Wilayah Bumiaji dan Punten bahkan telah dihuni sejak zaman prasejarah, dan aktivitas sosial-budaya telah berlangsung di Batu sejak Masa Bercocok Tanam.
Pada masa Hindu-Buddha, Batu telah menjadi pemukiman yang ramai dan penting, serta diakui oleh kerajaan-kerajaan besar seperti Kanyuruhan, Mataram, Singhasari, dan Majapahit.
Beberapa desa di wilayah Batu, seperti Sangguran, Batwan, dan Deseng Batu, bahkan menyandang status “desa perdikan (sima)”. Situs-situs agama Hindu juga ditemukan di berbagai penjuru Batu, termasuk di desa-desa sekitar Bumiaji.
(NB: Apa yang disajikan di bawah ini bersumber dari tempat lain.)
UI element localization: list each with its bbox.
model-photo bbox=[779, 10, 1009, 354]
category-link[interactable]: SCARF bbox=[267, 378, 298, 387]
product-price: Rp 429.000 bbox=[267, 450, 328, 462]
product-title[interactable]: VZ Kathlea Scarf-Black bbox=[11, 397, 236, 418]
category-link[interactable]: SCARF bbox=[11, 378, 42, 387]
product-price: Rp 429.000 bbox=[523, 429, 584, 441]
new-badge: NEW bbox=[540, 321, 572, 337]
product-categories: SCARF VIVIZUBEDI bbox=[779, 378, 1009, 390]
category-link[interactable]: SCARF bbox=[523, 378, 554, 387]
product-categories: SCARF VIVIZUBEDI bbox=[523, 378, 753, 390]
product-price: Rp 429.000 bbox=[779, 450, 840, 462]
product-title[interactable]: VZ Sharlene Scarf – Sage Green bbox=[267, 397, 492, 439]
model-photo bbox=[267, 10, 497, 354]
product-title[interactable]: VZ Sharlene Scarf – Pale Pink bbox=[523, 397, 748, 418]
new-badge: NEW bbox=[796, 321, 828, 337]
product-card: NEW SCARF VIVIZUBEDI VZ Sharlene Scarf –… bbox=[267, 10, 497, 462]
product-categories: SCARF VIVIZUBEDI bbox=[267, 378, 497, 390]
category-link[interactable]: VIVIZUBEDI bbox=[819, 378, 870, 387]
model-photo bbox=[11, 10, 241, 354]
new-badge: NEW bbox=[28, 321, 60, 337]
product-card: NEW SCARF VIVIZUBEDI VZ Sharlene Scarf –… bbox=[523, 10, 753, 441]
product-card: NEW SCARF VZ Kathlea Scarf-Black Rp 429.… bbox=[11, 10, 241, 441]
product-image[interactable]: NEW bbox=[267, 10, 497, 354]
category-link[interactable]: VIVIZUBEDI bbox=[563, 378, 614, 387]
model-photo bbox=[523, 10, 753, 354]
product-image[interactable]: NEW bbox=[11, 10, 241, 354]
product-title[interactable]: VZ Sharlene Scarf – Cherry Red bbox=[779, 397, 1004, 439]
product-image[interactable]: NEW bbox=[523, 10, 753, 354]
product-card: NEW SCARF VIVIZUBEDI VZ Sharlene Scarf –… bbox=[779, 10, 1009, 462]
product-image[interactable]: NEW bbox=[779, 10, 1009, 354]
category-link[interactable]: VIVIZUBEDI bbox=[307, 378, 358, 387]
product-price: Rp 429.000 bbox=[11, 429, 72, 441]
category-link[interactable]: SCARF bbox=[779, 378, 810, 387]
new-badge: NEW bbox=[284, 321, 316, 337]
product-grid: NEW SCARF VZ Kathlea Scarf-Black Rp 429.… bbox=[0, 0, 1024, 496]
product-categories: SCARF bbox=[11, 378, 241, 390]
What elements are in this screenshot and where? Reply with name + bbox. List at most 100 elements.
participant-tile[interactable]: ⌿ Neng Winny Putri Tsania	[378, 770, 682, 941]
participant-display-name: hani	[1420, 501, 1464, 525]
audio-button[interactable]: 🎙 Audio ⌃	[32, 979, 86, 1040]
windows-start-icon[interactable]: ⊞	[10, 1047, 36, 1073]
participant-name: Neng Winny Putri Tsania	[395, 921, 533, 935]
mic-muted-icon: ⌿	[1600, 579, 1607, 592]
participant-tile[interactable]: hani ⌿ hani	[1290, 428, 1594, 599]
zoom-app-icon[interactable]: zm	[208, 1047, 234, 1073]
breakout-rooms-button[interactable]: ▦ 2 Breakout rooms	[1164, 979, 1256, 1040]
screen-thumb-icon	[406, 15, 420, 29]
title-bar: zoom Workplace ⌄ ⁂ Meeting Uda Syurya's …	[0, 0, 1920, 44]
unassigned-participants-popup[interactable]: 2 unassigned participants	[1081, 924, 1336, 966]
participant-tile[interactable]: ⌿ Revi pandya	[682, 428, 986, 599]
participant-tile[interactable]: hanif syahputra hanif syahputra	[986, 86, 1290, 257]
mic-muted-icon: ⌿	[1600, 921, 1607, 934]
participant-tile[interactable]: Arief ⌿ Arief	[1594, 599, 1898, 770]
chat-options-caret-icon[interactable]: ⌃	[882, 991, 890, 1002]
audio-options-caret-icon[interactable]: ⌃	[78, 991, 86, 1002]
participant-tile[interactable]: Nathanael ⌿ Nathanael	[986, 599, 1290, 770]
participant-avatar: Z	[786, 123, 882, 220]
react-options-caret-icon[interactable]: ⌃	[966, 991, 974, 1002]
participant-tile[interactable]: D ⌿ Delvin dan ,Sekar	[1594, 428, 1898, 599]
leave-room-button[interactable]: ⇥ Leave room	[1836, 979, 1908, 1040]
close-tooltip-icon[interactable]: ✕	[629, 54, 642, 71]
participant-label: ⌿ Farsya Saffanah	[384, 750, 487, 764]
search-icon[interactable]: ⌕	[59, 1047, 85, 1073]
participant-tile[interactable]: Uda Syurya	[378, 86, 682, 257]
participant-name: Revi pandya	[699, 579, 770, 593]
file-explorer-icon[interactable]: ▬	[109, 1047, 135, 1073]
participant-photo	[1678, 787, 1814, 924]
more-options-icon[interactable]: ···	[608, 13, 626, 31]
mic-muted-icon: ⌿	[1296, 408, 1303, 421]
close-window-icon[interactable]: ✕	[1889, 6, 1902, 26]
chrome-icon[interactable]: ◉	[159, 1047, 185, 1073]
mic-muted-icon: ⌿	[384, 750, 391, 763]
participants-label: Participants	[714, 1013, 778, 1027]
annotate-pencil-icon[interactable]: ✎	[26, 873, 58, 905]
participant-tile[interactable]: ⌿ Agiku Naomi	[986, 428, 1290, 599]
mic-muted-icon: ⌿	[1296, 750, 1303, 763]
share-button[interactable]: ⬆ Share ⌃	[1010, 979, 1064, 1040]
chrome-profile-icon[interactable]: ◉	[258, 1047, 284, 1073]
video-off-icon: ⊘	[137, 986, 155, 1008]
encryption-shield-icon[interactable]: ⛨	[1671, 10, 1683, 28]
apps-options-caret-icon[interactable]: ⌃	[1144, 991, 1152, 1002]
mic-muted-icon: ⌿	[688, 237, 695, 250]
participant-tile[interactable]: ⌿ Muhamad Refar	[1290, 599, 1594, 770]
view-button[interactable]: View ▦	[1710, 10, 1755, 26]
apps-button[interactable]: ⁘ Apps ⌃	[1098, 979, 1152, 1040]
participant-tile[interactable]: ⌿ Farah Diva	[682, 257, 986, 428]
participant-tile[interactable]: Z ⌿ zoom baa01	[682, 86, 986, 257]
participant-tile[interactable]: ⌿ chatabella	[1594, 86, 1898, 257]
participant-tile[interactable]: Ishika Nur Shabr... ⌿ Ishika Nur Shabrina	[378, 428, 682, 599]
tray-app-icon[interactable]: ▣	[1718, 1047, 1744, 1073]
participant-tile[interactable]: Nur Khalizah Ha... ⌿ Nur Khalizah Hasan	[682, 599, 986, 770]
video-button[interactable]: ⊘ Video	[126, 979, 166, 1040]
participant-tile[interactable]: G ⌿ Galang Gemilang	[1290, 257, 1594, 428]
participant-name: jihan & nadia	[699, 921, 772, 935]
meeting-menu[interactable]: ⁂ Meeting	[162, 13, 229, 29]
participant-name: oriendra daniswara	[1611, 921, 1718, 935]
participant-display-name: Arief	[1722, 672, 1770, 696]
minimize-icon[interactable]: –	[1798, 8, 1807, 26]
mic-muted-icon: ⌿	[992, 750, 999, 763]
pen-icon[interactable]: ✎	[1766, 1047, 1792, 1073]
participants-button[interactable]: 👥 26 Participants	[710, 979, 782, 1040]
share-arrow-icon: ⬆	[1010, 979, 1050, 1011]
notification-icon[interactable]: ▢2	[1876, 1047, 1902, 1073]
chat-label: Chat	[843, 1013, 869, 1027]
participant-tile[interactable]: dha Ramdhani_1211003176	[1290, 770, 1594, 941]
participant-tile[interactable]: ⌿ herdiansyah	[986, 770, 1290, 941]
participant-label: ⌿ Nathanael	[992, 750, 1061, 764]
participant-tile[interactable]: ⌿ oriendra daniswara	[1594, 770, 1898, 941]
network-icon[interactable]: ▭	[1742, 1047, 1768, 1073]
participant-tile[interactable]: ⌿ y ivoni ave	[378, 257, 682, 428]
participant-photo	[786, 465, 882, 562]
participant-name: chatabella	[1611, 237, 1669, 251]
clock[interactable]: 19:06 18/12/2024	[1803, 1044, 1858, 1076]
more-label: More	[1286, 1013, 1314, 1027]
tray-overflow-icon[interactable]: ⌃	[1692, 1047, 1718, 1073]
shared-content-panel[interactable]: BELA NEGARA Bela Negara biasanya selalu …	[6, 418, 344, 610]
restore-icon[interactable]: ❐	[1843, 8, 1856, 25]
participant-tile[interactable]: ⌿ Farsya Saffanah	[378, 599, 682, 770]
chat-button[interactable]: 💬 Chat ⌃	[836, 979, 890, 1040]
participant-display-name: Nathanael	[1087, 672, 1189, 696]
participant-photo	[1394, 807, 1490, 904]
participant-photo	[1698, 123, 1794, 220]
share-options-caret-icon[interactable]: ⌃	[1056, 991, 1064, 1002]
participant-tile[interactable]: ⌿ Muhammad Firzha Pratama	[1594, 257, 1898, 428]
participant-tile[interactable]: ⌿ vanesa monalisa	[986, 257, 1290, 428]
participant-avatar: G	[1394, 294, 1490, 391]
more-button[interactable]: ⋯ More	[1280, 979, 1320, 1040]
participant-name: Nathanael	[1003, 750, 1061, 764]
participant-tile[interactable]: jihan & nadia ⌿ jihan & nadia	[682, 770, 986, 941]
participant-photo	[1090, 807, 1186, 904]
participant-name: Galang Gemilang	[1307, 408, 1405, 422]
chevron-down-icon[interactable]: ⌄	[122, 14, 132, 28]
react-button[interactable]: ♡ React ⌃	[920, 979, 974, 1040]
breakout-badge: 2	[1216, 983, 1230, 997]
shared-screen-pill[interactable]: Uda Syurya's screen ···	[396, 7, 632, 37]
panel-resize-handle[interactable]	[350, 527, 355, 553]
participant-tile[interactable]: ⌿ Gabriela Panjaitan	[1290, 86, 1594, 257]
Selain itu, dalam sejarah, Batu dikenal sebagai tempat peristirahatan keluarga Kerajaan Medang pada abad ke-10. Mpu Sindok, raja kerajaan tersebut, memerintahkan Mpu Supo untuk membangun tempat peristirahatan di pegunungan dengan sumber mata air. Hasil pencarian Mpu Supo mengarahkan ke lokasi yang kini dikenal sebagai kawasan wisata Songgoriti Batu.
Itulah beberapa cerita mengenai asal mula nama Kota Batu, semoga menambah khazanah dan wawasan terhadap warisan sejarah dan budaya.